Two challenges thus arise: how to best empirically compute reliability and how to best account for unreliability in analyses. McNeish (2018) offers a recent comprehensive review of the first question. Historically, coefficient alpha (or “Cronbach’s Alpha”) has become the standard empirical measure of reliability in the social and health sciences. However, alpha is based on several strict and untenable assumptions that often drive down the estimated value such that coefficient alpha is often viewed as a “lower bound” reliability estimate. Other methods of estimation exist (e.g., Omega, coefficient H, Greatest Lower Bound) but each of these is associated with certain limitations. Further, all of these are associated with a classical test theory approach in which there is a single reliability estimate across the range of scale scores. In contrast, axiomatic approaches such as IRT expand this conceptualization such that reliability depends in part on the underlying score itself (e.g., Thissen & Wainer, 2001, pp. 1178-119). For example, reliability decreases with extreme scores at the lowest and highest parts of the latent trait distribution, and these differences are not reflected within the CTT framework.

Regardless of how it is computed, the second issue remains: how to account for imperfect reliability in subsequent analysis. The ideal option is to move from a manifest variable model to a latent variable model (e.g., Bollen, 2002). Here, multiple-indicator latent factors are defined in place of a mean or sum score. This allows for the estimation of measurement error and the separation of true score variability from error variability. Latent variables add complexity to any model and thus an informed decision is needed as to the relative gains achieved relative to the loss of parsimony. When it is not possible to simultaneously estimate a full latent variable model, an alternative is to try to adjust for unreliability in scale scores when conducting the path analysis. Various options for correcting for unreliability have been proposed in the literature, and this remains an active area of research (e.g., Devlieger, 2019).

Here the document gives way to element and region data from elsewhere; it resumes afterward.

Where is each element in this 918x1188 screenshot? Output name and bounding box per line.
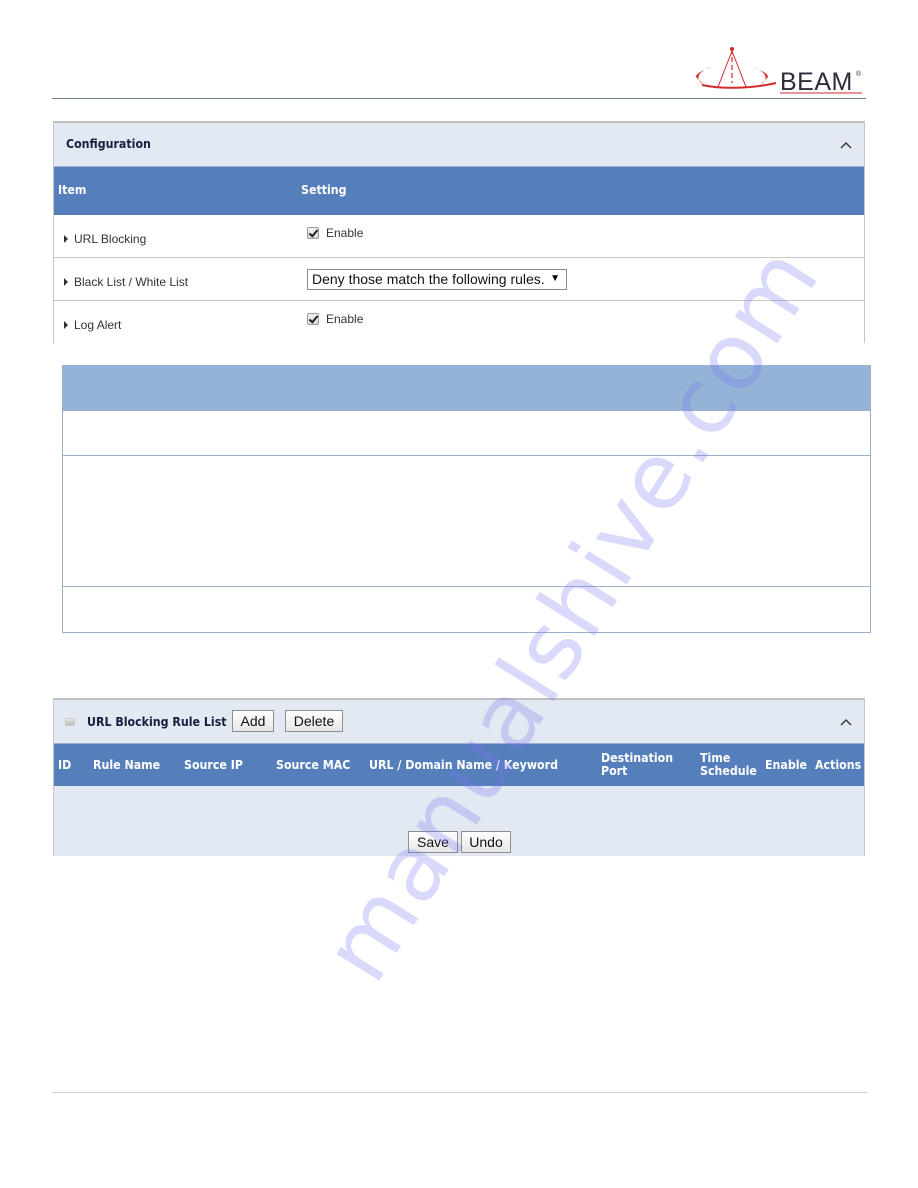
column-header-destination-port: Destination Port bbox=[601, 752, 673, 778]
config-label: Log Alert bbox=[64, 318, 121, 332]
column-header-id: ID bbox=[58, 758, 72, 772]
column-header-url-domain-keyword: URL / Domain Name / Keyword bbox=[369, 758, 558, 772]
rule-list-title: URL Blocking Rule List bbox=[87, 715, 227, 729]
beam-logo: BEAM ® bbox=[690, 45, 870, 97]
black-white-list-selected-value: Deny those match the following rules. bbox=[312, 271, 545, 287]
header-divider bbox=[52, 98, 866, 99]
url-blocking-enable-checkbox[interactable] bbox=[307, 227, 319, 239]
log-alert-setting: Enable bbox=[307, 312, 363, 326]
column-header-item: Item bbox=[58, 183, 87, 197]
black-white-list-select[interactable]: Deny those match the following rules. ▼ bbox=[307, 269, 567, 290]
rule-list-header-row: ID Rule Name Source IP Source MAC URL / … bbox=[54, 743, 864, 786]
config-label: Black List / White List bbox=[64, 275, 188, 289]
chevron-up-icon[interactable] bbox=[840, 718, 852, 726]
column-header-rule-name: Rule Name bbox=[93, 758, 161, 772]
configuration-panel: Configuration Item Setting URL Blocking … bbox=[53, 121, 865, 344]
rule-list-body: Save Undo bbox=[54, 786, 864, 856]
column-header-enable: Enable bbox=[765, 758, 808, 772]
undo-button[interactable]: Undo bbox=[461, 831, 511, 853]
caret-right-icon bbox=[64, 278, 68, 286]
time-schedule-line2: Schedule bbox=[700, 764, 757, 778]
column-header-actions: Actions bbox=[815, 758, 862, 772]
description-table-row bbox=[63, 455, 870, 586]
log-alert-enable-label: Enable bbox=[326, 312, 364, 326]
destination-port-line1: Destination bbox=[601, 751, 674, 765]
configuration-title-bar: Configuration bbox=[54, 123, 864, 166]
column-header-setting: Setting bbox=[301, 183, 347, 197]
configuration-title: Configuration bbox=[66, 137, 151, 151]
description-table-header bbox=[63, 365, 870, 410]
registered-mark: ® bbox=[856, 71, 862, 78]
footer-divider bbox=[52, 1092, 867, 1093]
description-table-row bbox=[63, 410, 870, 455]
caret-right-icon bbox=[64, 321, 68, 329]
add-rule-button[interactable]: Add bbox=[232, 710, 274, 732]
time-schedule-line1: Time bbox=[700, 751, 731, 765]
chevron-up-icon[interactable] bbox=[840, 141, 852, 149]
description-table-row bbox=[63, 586, 870, 631]
log-alert-enable-checkbox[interactable] bbox=[307, 313, 319, 325]
dropdown-arrow-icon: ▼ bbox=[550, 273, 560, 284]
status-led-icon bbox=[65, 718, 75, 726]
url-blocking-label: URL Blocking bbox=[74, 232, 147, 246]
configuration-header-row: Item Setting bbox=[54, 166, 864, 215]
url-blocking-rule-list-panel: URL Blocking Rule List Add Delete ID Rul… bbox=[53, 698, 865, 856]
destination-port-line2: Port bbox=[601, 764, 628, 778]
save-button[interactable]: Save bbox=[408, 831, 458, 853]
rule-list-title-bar: URL Blocking Rule List Add Delete bbox=[54, 700, 864, 743]
logo-text: BEAM bbox=[780, 68, 853, 96]
config-row-log-alert: Log Alert Enable bbox=[54, 301, 864, 344]
column-header-time-schedule: Time Schedule bbox=[700, 752, 757, 778]
url-blocking-enable-label: Enable bbox=[326, 226, 364, 240]
config-row-black-white-list: Black List / White List Deny those match… bbox=[54, 258, 864, 301]
config-label: URL Blocking bbox=[64, 232, 146, 246]
black-white-list-label: Black List / White List bbox=[74, 275, 189, 289]
config-row-url-blocking: URL Blocking Enable bbox=[54, 215, 864, 258]
description-table bbox=[62, 365, 871, 633]
delete-rule-button[interactable]: Delete bbox=[285, 710, 343, 732]
url-blocking-setting: Enable bbox=[307, 226, 363, 240]
caret-right-icon bbox=[64, 235, 68, 243]
log-alert-label: Log Alert bbox=[74, 318, 122, 332]
column-header-source-ip: Source IP bbox=[184, 758, 243, 772]
column-header-source-mac: Source MAC bbox=[276, 758, 351, 772]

Returning to the question about the reviewer’s criticism, it is true that simply reporting coefficient alpha values with an unsupported subjective judgment that the obtained values are “adequate” does not address the complexity of the issues at hand. First, it is helpful to consider whether coefficient alpha is the optimal method of reliability estimation or if there are other better options available. Second, if reliability estimates are less than 1.0, it should be communicated to the reader exactly what implications this has on subsequent modeling and inferential tests. Finally, if scales are determined to have meaningful levels of unreliability (whatever that is judged to be), then expanding the modeling framework to include multiple-indicator latent factors should be closely considered.

References

Bandalos, D. L. (2018). Measurement theory and applications for the social sciences. Guilford Publications.

Bollen, K. A. (1989). Structural Equations with Latent Variables. John Wiley New York.

Bollen, K. A. (2002). Latent variables in psychology and the social sciences. Annual Review of Psychology, 53, 605-634.

Bollen, K. A., & Schwing, R. C. (1987). Air pollution-mortality models: A demonstration of the effects of random measurement error. Quality and Quantity, 21, 37-48.

DeVellis, R. F. (2016). Scale development: Theory and applications (Vol. 26). Sage publications.

Devlieger, I., Talloen, W., & Rosseel, Y. (2019). New Developments in Factor Score Regression: Fit Indices and a Model Comparison Test. Educational and Psychological Measurement, 79, 1017–1037.

McNeish, D. (2018). Thanks coefficient alpha, we’ll take it from here. Psychological Methods, 23, 412-433.

Thissen, D. & Wainer, H. (Eds.). (2001). Test scoring. L. Erlbaum Associates, Publishers.